Things did not start well. Originally, we had planned to take the ferry from Digby to St John on November 1st. And then:
So the ferry was cancelled, and we somehow had to make it to Portland, Maine by November 2nd. We decided, in the end, that we would drive it, but conditions were pretty treacherous, and we had to stop in Amherst, Nova Scotia when greeted with a giant sign saying that small trucks were forbidden from driving on the highway through the Tantramar Marsh because of high winds. This was the parking lot of the place where we stayed:
Also, there was no power. So we stopped, and it was probably a good idea because the storm ended overnight and when we left the next morning the highway was scattered with upside-down trucks and fallen hydro pylons. This made some of us anxious, while others took it in stride.
Anyway, it meant a really long drive and it took us 11 hours to get from Amherst to Portland. Fortunately the drive was pretty beautiful.
(not my photo, it’s from a postcard of Camden, Maine, which we passed … but it really did look like this the whole way).
St. Croix Island
Bar Harbor, where we stopped en route
Exercise is important.
And we kept going, and going and going. Ten hours on the road and we landed in Wiscasset. By this time, I was starving, like really, really, really jumping out of my skin, plotting to distract the people next to us so I could steal a piece of their pizza, hungry. And then this cheesy fish burger came my way and I can honestly say that this was one of the best things I have ever eaten in my life. I think I devoured it in 2 minutes flat. For the record, Tim managed to eat a lot more peanut butter en route and thus had picture taking energy. He ate crab cakes. I’m sure they were delicious, but I wasn’t watching.
We finally made it to Portland well after dark. We ended up staying in the Inn at St John, which is basically a faded Victorian grandeur hotel that caters to hipsters, giant families looking for a cheap place to crash, and serious drunks, one of whom put his head through the front window on our second night here, and was escorted out by the police. Which made these signs all over town pretty funny:
If I’ve learned anything so far, it’s that a hotel that accepts dogs but doesn’t have specified pet friendly rooms is going to be full of characters. Just for the record, I felt pretty bad for the drunk guy – his dad had died and he’s gone out on a major bender. He probably didn’t intend to put his head through the front window.
Lucy taking the stairs like a champion. A giant feat,as anyone who knows Lucy will know. Definitely worthy of a photo op.
Portland is pretty awesome.
It has great flea markets.
Beautiful autumn leaves.
My new house (you’re all welcome to stay).

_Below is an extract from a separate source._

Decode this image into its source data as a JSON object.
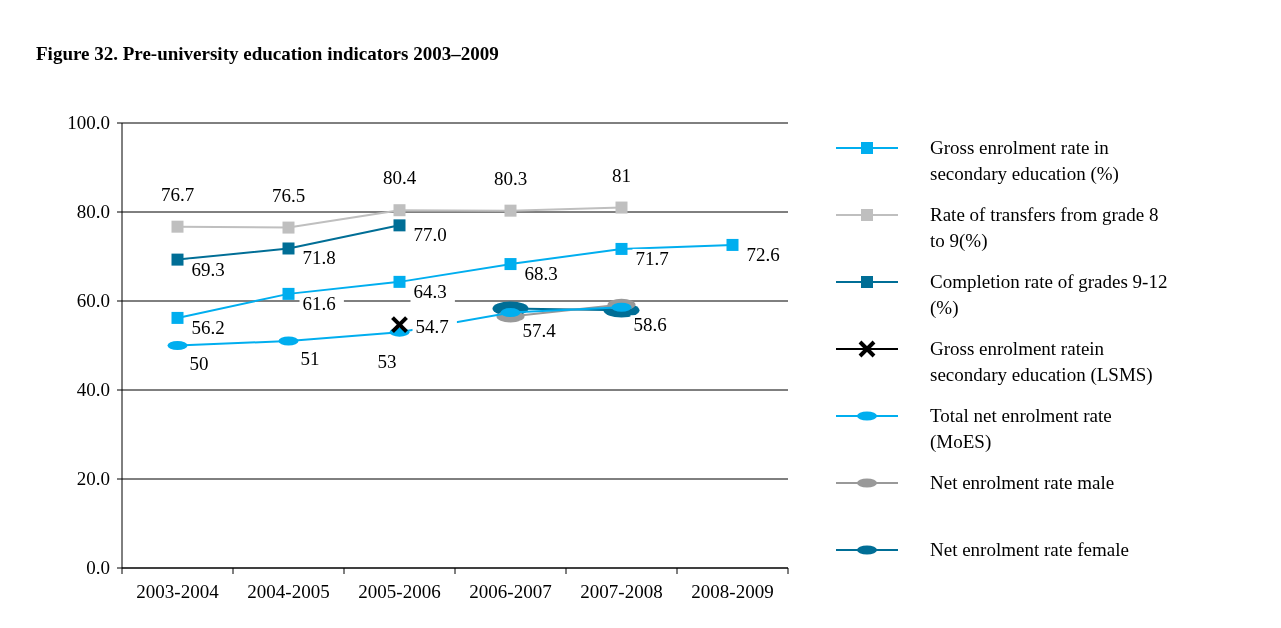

Fabulous used-tarpaulin fence decoration.
Mysterious Google barges.
Anti tar-sands activism (because Portland Port might become a depot for the delivery of tar sands crude).
But best of all, Portland has the International Cryptozoology Museum, which was really why we came to town.
So good! The world’s only cyptozoology museum, the Portland one was founded a decade ago, and is really the vanity project of cryptozoologist Loren Coleman, who is the world’s leading expert on Bigfoot, Yeti, the Lochness Monster and all sorts of other beasties and oddities.
This is my absolute favourite kind of museum – full of bizarre artefacts, off-the-book curatorial decisions, earnest labeling, over-the-top exhibits, all done on a shoestring budget. They are so much fun! I also learned that Maine and Massachusetts are really beast-filled places. Don’t go walking in the woods without looking for giant footprints. Although you might find a lover-man like this one.
That thing at the front is a carefully-crafted model of a sea serpent that was found in the belly of a sperm whale, in case you were wondering.
The museum disputed the veracity of having a Sasquatch and a UFO in the same image, but the artist is famous, so, you know….
I completely and totally loved it. Goodbye Portland! Tomorrow we head for New Hampshire.